The highway’s dark surface absorbs sunlight while the shoulders trap water and snow that act like a warm blanket. The heat breaks down the permafrost (soil, rock or sediment frozen for at least two consecutive years). Annual repair costs for one section that runs through the Yukon are C$30,000 ($22,900) per kilometer, seven times the average, according to a territorial government report.
Thawing also threatens airport runways, buildings, animal-migration patterns and energy pipelines. It’s a problem outside North America, too. More than 600 scientists from nations including the U.S., Canada, Russia, China, Sweden and Argentina, attended an international permafrost conference in June.
The Alaska Highway challenged its original builders seven decades ago by swallowing up trucks. Any digging caused some terrain to thaw unless extra layers of logs and gravel were installed on top to ensure that “the frost was permanently locked in,” according to a 1944 U.S. War Department film.
Today’s engineers don’t assume permafrost will remain stable, even with modern insulation. Some roads being built now may become lost causes, requiring new bridges or detours, if global warming exceeds estimates in upgraded building standards.
“There are so few roads, and there is no redundancy, so every road is critical,” Currey said. “A detour is possible, but the detour might be 700 miles.”
Forty-three percent of a 124-mile stretch between Alaska and Whitehorse, the Yukon capital, is “highly vulnerable to permafrost thaw,” according to a report co-authored by Fabrice Calmels, a researcher at Yukon College.
“It’s like taking five stories out of a 10-story building,” he said in an interview.
One solution is to keep heat away by building thicker embankments with larger gravel and rocks that help circulate cooler air, or by adding layers of insulation such as foam.

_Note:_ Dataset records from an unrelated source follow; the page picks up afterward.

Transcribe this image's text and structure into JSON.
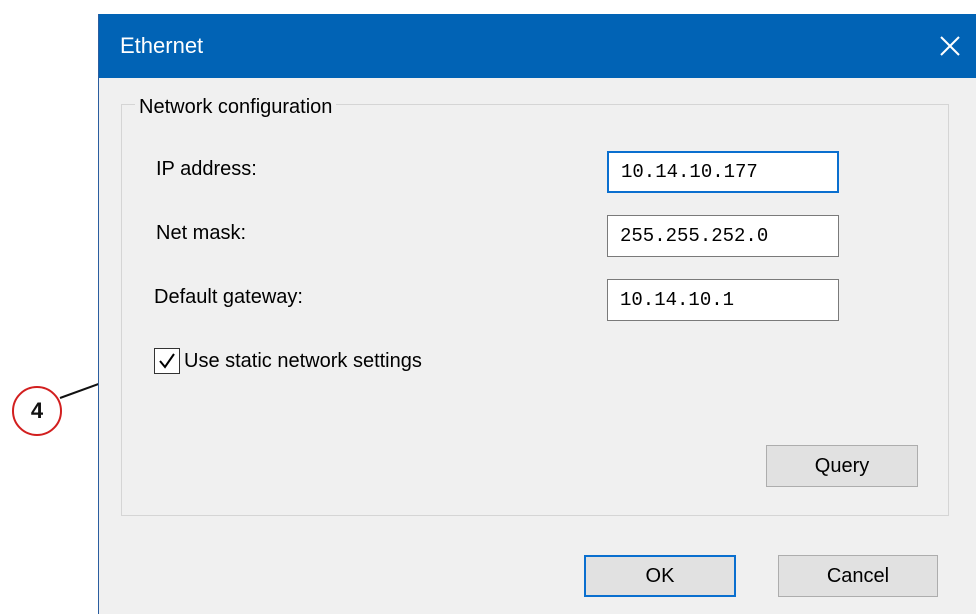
{
  "dialog": {
    "title": "Ethernet",
    "close_icon": "close-icon"
  },
  "network_group": {
    "legend": "Network configuration",
    "ip_label": "IP address:",
    "ip_value": "10.14.10.177",
    "mask_label": "Net mask:",
    "mask_value": "255.255.252.0",
    "gateway_label": "Default gateway:",
    "gateway_value": "10.14.10.1",
    "static_label": "Use static network settings",
    "static_checked": true,
    "query_label": "Query"
  },
  "footer": {
    "ok_label": "OK",
    "cancel_label": "Cancel"
  },
  "callout": {
    "number": "4",
    "color": "#d21f1f"
  },
  "colors": {
    "titlebar": "#0163b5",
    "focus_border": "#0a6fcf",
    "dialog_bg": "#f0f0f0"
  }
}
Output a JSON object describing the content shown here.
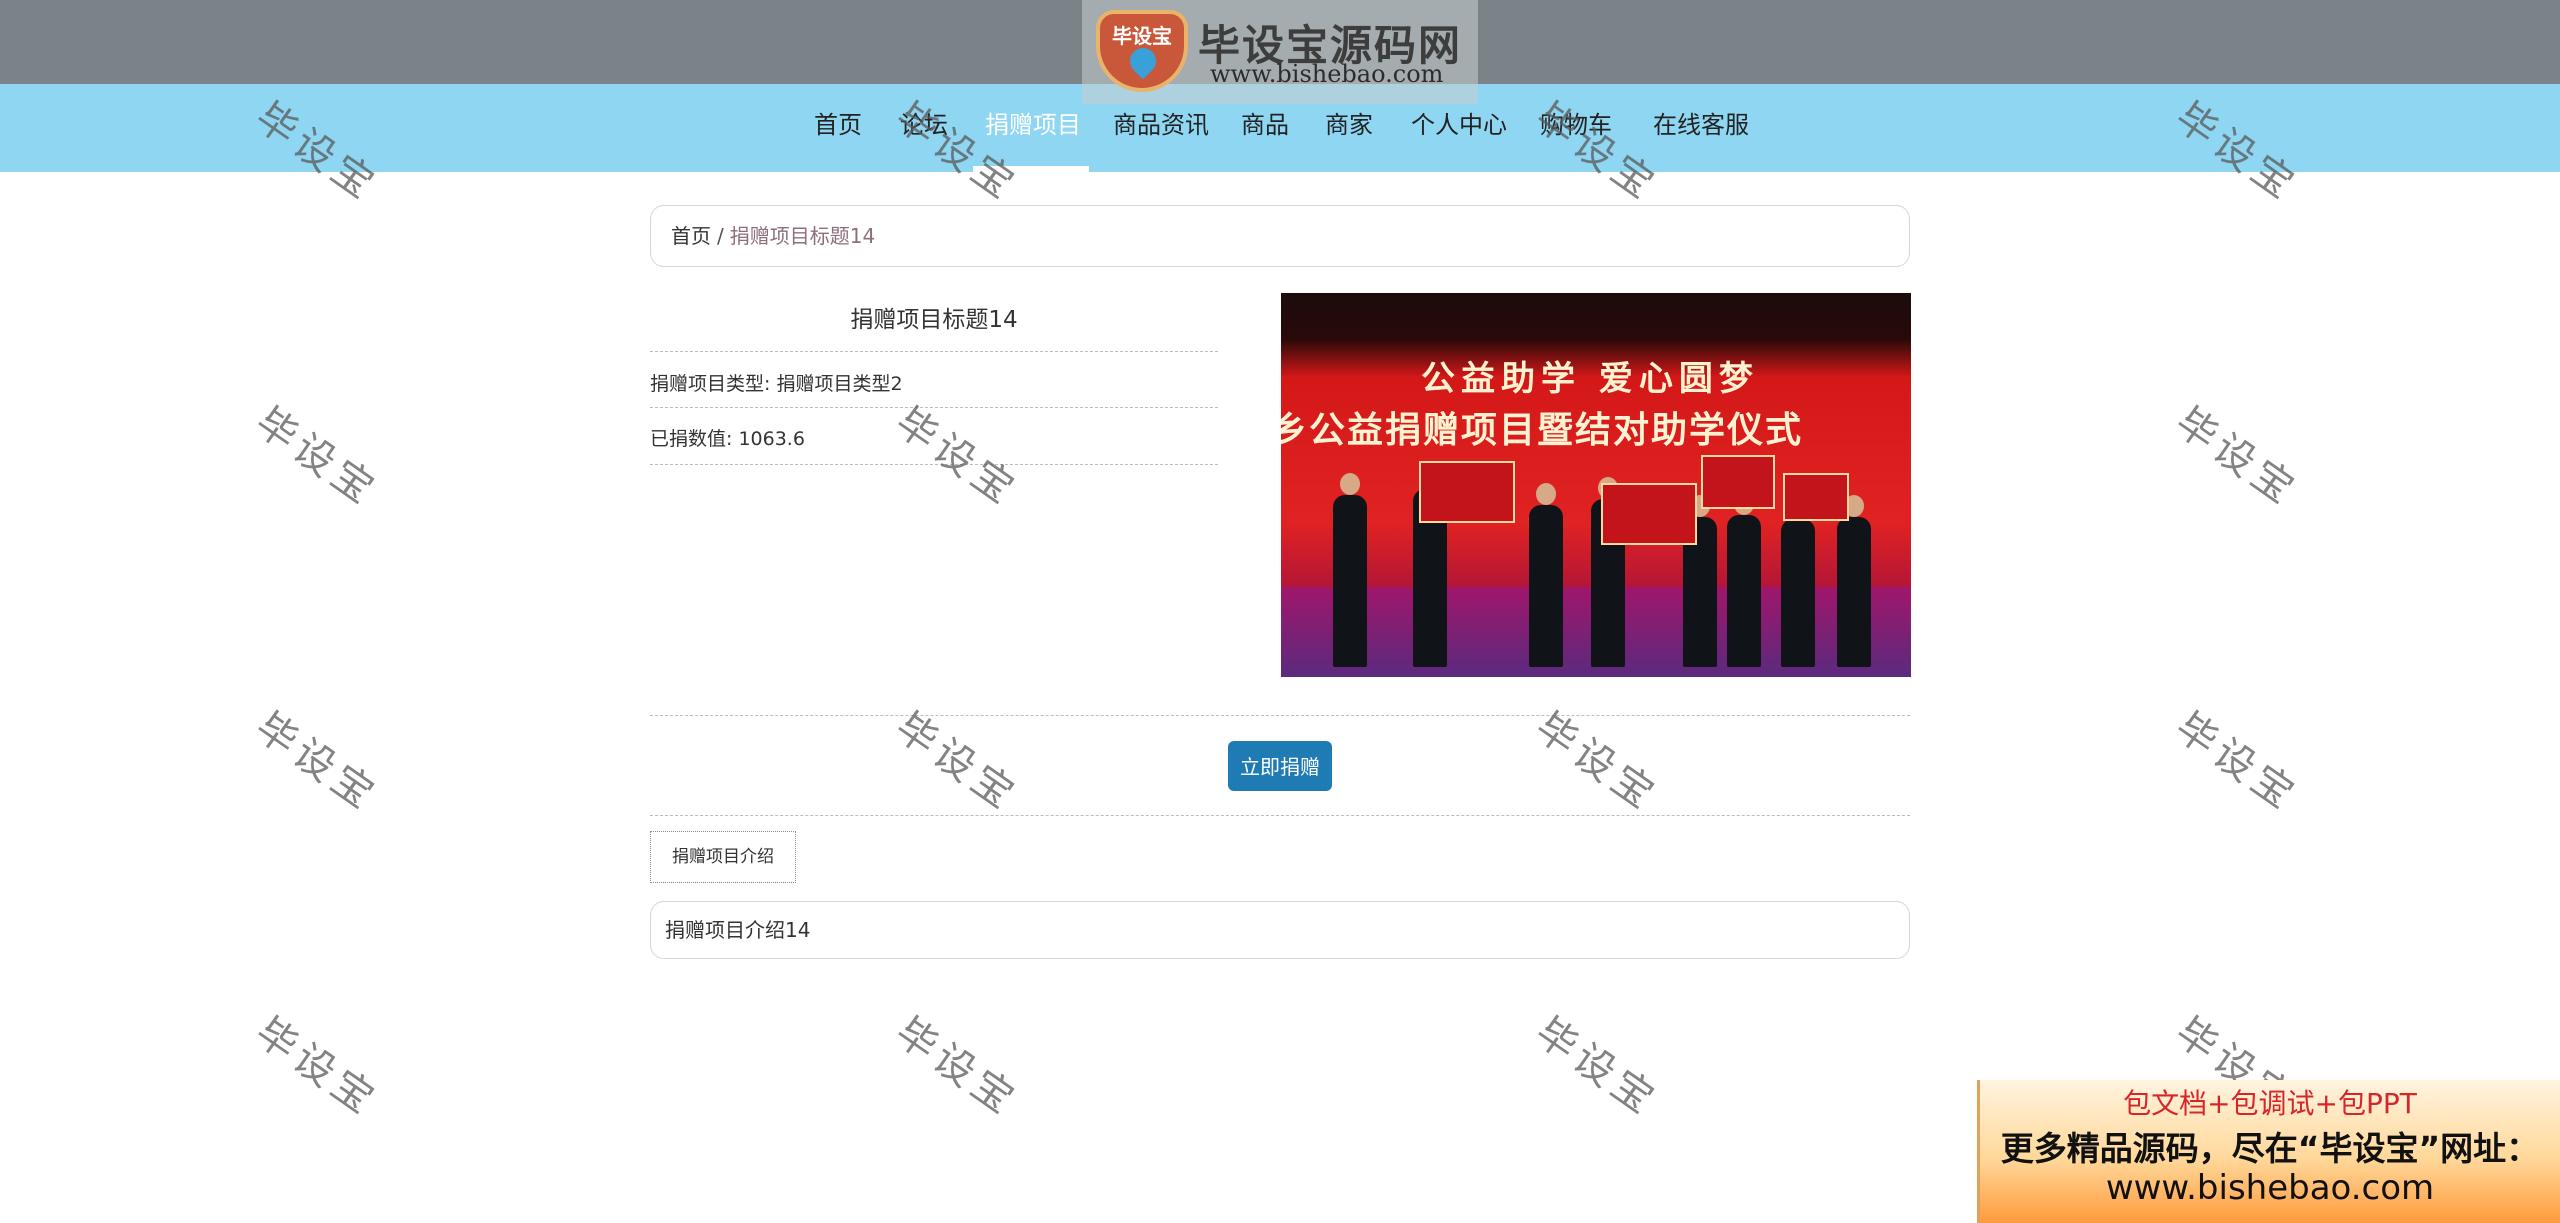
{
  "logo": {
    "badge": "毕设宝",
    "title": "毕设宝源码网",
    "url": "www.bishebao.com"
  },
  "nav": {
    "items": [
      {
        "label": "首页",
        "active": false
      },
      {
        "label": "论坛",
        "active": false
      },
      {
        "label": "捐赠项目",
        "active": true
      },
      {
        "label": "商品资讯",
        "active": false
      },
      {
        "label": "商品",
        "active": false
      },
      {
        "label": "商家",
        "active": false
      },
      {
        "label": "个人中心",
        "active": false
      },
      {
        "label": "购物车",
        "active": false
      },
      {
        "label": "在线客服",
        "active": false
      }
    ]
  },
  "breadcrumb": {
    "home": "首页",
    "separator": "/",
    "current": "捐赠项目标题14"
  },
  "detail": {
    "title": "捐赠项目标题14",
    "type_label": "捐赠项目类型: 捐赠项目类型2",
    "amount_label": "已捐数值: 1063.6"
  },
  "photo": {
    "banner_line1": "公益助学 爱心圆梦",
    "banner_line2": "乡公益捐赠项目暨结对助学仪式"
  },
  "actions": {
    "donate_label": "立即捐赠"
  },
  "tabs": {
    "intro_label": "捐赠项目介绍"
  },
  "intro": {
    "content": "捐赠项目介绍14"
  },
  "watermark": {
    "text": "毕设宝"
  },
  "ad": {
    "line1": "包文档+包调试+包PPT",
    "line2": "更多精品源码，尽在“毕设宝”网址：",
    "line3": "www.bishebao.com"
  },
  "colors": {
    "topbar": "#7b8388",
    "navbar": "#8fd6f2",
    "button": "#1e7bb4",
    "breadcrumb_current": "#8c6f7d"
  }
}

More expensive options include installing pipes to vent out warmth. Some vents, called thermosyphons, are tubes, often filled with liquid carbon dioxide, that use a cycle of evaporation and condensation to take advantage of cooler air temperatures. These work if the difference above and below ground is at least 1 degree Celsius.
The key is creating infrastructure that’s “resilient” to future changes, said Paul Murchison, director of transportation engineering at the Yukon Department of Highways and Public Works.
Mark Carney, governor of the Bank of England, and Canada’s Environment and Climate Change Minister Catherine McKenna stressed the urgency of the problem at a July 15 discussion on global warming. McKenna gave a grim update on Carney’s birthplace in the Northwest Territories, just east of the Yukon.
“Communities are unable to reach each other, it’s harder to get goods there,” she told attendees in Toronto. Thawing permafrost isn’t “just an inconvenience, folks; it’s a change in the way of life.”